この書籍では旧NISAについての記載しかありません。新NISAについては以下の記事が役に立つと思います。


鉄則③ いざという時の備えは3段階で
最後の鉄則は、「いざという時のための備えを3段階で整える」ことです。
本書ではこの3段階を、「預金」「保険」「年金」と定義しています。
預金:生活費+3カ月分を確保する
まずは、生活費の3カ月分を貯金することを目標にしましょう。
推し活費や趣味の支出に全力投球する前に、最低限のセーフティーネットを確保しておくのです。
短期定期預金にするなど、簡単に引き出せない仕組みを作っておくと安心です。
この「使いにくい預金」は、将来の自分を守る強力な武器になります。
保険:入りすぎ注意。月収の5%以内が目安
意外と見落としがちなのが保険料の見直しです。
篠田さんによれば、女性は保険に入りすぎる傾向があるとのこと。
目安として、手取り月収の5%以内に収まるように調整すると無理がありません。
不要な保険を解約すれば、その分を「趣味や自己投資」に回せます。
年金・iDeCo:老後資金を楽しみながら準備する
最後は年金の部分。国民年金や厚生年金に加えて、iDeCoを上限まで活用することで、将来の安心がぐっと増します。

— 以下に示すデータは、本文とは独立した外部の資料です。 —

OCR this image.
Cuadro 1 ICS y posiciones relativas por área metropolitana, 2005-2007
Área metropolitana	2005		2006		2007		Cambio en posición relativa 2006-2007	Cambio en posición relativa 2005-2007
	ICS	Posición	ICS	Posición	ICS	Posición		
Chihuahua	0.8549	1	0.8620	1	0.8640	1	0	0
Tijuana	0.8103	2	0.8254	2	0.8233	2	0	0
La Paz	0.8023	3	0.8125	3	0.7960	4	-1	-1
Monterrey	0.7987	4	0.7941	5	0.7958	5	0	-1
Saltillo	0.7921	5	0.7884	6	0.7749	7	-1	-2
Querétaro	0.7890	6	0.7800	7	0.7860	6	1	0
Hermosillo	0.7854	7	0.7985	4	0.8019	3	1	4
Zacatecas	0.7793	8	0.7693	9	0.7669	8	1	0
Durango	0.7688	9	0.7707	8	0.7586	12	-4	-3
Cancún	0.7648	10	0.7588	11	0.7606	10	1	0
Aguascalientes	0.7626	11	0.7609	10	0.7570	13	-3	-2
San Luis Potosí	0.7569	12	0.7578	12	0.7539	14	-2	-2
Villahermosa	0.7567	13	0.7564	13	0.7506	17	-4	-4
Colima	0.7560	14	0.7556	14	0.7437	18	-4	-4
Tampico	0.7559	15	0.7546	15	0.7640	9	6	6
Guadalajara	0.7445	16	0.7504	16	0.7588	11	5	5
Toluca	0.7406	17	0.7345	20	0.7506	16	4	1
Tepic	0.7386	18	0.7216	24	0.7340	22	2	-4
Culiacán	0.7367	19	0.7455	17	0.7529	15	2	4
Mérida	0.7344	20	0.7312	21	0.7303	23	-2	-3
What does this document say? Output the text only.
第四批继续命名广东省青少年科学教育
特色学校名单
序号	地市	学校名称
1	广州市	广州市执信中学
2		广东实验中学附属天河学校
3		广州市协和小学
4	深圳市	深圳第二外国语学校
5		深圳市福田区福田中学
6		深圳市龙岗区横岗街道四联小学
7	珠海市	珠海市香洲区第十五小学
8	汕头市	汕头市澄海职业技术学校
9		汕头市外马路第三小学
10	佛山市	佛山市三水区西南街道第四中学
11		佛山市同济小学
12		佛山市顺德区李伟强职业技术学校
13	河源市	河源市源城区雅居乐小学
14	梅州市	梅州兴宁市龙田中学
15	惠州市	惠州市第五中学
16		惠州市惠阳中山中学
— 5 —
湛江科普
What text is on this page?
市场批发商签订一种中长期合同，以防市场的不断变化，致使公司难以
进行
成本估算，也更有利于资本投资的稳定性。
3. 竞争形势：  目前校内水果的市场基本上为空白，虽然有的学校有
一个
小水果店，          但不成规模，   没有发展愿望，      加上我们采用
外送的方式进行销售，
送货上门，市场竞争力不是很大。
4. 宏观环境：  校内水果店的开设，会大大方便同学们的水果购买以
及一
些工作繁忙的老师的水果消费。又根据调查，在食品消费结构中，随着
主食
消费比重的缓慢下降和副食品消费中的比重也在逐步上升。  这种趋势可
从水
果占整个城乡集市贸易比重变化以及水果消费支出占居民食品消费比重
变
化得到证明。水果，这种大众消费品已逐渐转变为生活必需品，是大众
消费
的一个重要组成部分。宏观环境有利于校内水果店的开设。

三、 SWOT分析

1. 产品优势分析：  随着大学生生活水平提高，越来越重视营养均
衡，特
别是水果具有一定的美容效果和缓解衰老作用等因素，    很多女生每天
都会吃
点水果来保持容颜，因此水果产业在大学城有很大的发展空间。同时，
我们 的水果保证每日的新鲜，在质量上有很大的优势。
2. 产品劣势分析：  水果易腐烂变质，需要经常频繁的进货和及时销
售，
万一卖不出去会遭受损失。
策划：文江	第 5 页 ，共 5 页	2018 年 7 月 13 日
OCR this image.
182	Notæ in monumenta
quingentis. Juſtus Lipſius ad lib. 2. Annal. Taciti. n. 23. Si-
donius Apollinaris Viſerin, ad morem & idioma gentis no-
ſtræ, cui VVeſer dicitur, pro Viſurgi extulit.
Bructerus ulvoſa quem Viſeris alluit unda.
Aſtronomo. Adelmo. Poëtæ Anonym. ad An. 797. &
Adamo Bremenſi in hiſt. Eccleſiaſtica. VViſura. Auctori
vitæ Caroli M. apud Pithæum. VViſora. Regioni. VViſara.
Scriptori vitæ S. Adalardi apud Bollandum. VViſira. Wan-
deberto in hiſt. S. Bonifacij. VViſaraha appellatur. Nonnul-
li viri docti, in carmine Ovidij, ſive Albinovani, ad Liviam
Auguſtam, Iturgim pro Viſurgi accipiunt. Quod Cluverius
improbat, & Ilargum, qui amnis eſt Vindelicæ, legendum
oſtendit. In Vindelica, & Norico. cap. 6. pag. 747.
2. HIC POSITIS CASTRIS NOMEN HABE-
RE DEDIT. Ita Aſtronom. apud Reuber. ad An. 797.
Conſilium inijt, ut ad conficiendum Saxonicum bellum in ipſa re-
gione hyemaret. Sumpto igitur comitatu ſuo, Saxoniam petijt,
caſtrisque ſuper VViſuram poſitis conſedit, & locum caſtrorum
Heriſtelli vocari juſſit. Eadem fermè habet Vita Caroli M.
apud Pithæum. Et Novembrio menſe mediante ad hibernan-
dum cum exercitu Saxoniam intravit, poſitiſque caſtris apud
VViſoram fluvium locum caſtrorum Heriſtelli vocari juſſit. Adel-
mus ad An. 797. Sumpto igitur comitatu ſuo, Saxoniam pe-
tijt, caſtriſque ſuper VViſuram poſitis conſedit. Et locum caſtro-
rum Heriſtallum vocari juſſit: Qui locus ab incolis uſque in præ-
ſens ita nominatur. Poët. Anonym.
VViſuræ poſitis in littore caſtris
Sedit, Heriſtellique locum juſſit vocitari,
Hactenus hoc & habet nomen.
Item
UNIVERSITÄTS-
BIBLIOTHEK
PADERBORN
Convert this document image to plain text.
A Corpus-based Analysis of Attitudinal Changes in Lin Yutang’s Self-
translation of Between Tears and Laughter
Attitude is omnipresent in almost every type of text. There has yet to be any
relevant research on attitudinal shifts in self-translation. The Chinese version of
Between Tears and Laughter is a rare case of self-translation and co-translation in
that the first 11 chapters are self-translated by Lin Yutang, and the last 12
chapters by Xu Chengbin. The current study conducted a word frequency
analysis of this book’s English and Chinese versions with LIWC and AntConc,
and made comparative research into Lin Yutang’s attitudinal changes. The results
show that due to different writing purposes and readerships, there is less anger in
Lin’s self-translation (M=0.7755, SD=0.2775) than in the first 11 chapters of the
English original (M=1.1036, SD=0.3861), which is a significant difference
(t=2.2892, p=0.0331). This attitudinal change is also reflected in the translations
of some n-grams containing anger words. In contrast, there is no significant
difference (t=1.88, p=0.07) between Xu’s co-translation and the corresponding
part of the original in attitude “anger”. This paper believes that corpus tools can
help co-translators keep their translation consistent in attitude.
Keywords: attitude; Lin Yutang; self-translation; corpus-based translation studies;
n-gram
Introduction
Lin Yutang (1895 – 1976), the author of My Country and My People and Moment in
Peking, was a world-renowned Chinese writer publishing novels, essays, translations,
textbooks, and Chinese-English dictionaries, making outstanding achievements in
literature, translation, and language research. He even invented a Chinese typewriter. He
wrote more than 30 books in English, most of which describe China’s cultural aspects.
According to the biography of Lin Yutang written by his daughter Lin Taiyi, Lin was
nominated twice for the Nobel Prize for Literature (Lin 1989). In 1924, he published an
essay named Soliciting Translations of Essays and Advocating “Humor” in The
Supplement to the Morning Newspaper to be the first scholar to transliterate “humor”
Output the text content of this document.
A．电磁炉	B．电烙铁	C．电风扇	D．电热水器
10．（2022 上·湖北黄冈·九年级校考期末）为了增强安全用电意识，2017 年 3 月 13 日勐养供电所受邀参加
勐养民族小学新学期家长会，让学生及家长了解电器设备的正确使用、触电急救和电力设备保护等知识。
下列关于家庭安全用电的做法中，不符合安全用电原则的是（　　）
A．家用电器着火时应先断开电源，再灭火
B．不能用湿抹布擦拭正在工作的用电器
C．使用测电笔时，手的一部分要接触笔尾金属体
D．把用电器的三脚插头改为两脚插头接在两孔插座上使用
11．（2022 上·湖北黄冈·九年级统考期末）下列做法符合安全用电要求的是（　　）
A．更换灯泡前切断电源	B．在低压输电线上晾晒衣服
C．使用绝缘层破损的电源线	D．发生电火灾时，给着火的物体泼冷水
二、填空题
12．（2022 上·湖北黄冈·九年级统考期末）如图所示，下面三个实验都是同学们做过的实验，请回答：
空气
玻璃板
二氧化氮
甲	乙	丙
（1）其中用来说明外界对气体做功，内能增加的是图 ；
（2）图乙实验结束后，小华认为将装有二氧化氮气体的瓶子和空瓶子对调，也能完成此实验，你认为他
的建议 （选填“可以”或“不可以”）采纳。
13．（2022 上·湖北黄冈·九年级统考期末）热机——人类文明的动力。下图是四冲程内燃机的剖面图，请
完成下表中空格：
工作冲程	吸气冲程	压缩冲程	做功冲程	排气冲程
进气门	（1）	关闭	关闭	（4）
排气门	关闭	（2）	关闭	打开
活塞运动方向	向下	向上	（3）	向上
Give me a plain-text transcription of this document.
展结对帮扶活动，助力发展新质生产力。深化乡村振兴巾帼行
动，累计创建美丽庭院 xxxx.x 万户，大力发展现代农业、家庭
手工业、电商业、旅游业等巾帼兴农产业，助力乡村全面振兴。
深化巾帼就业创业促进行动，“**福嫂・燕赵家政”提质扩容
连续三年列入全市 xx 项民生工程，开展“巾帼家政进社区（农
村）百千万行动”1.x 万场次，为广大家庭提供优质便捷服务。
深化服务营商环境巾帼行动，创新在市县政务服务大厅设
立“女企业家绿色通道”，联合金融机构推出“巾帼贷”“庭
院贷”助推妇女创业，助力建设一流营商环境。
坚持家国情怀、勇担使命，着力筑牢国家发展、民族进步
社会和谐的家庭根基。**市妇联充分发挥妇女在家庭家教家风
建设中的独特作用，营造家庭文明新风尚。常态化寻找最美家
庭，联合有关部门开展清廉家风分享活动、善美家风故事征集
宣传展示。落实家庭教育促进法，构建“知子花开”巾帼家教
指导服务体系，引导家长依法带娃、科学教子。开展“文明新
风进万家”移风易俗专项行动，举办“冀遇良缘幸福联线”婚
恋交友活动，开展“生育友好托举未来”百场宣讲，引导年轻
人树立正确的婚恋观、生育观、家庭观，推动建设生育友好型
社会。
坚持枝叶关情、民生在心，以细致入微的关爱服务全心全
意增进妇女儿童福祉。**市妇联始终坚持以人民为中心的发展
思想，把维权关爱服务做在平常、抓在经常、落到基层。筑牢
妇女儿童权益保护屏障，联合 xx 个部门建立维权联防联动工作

老後に必要な資金を作りながら、節税の恩恵を受けられる。
「推し活を続けるための未来投資」としても、非常に合理的です。
この3段階の備えを整えれば、突然の出費や将来の不安に振り回されることなく、安心して趣味を楽しみ続けられるでしょう。
趣味にお金を使う人ほど知っておきたいマネー思考
「浪費」ではなく「自己投資」と考える
推し活、コスメ収集、旅行、カメラ、ゲーム……。
好きなものにお金を使うと、つい「また浪費しちゃった」と落ち込むことがありますよね。
でも実際は、趣味にお金を使うことは「自分の幸福度を上げる投資」です。
お金は貯めるためだけにあるのではなく、「自分を幸せにするために使う」もの。
本書でも、「お金を使って得られる経験やコミュニティこそが、人生の豊かさにつながる」と繰り返し語られています。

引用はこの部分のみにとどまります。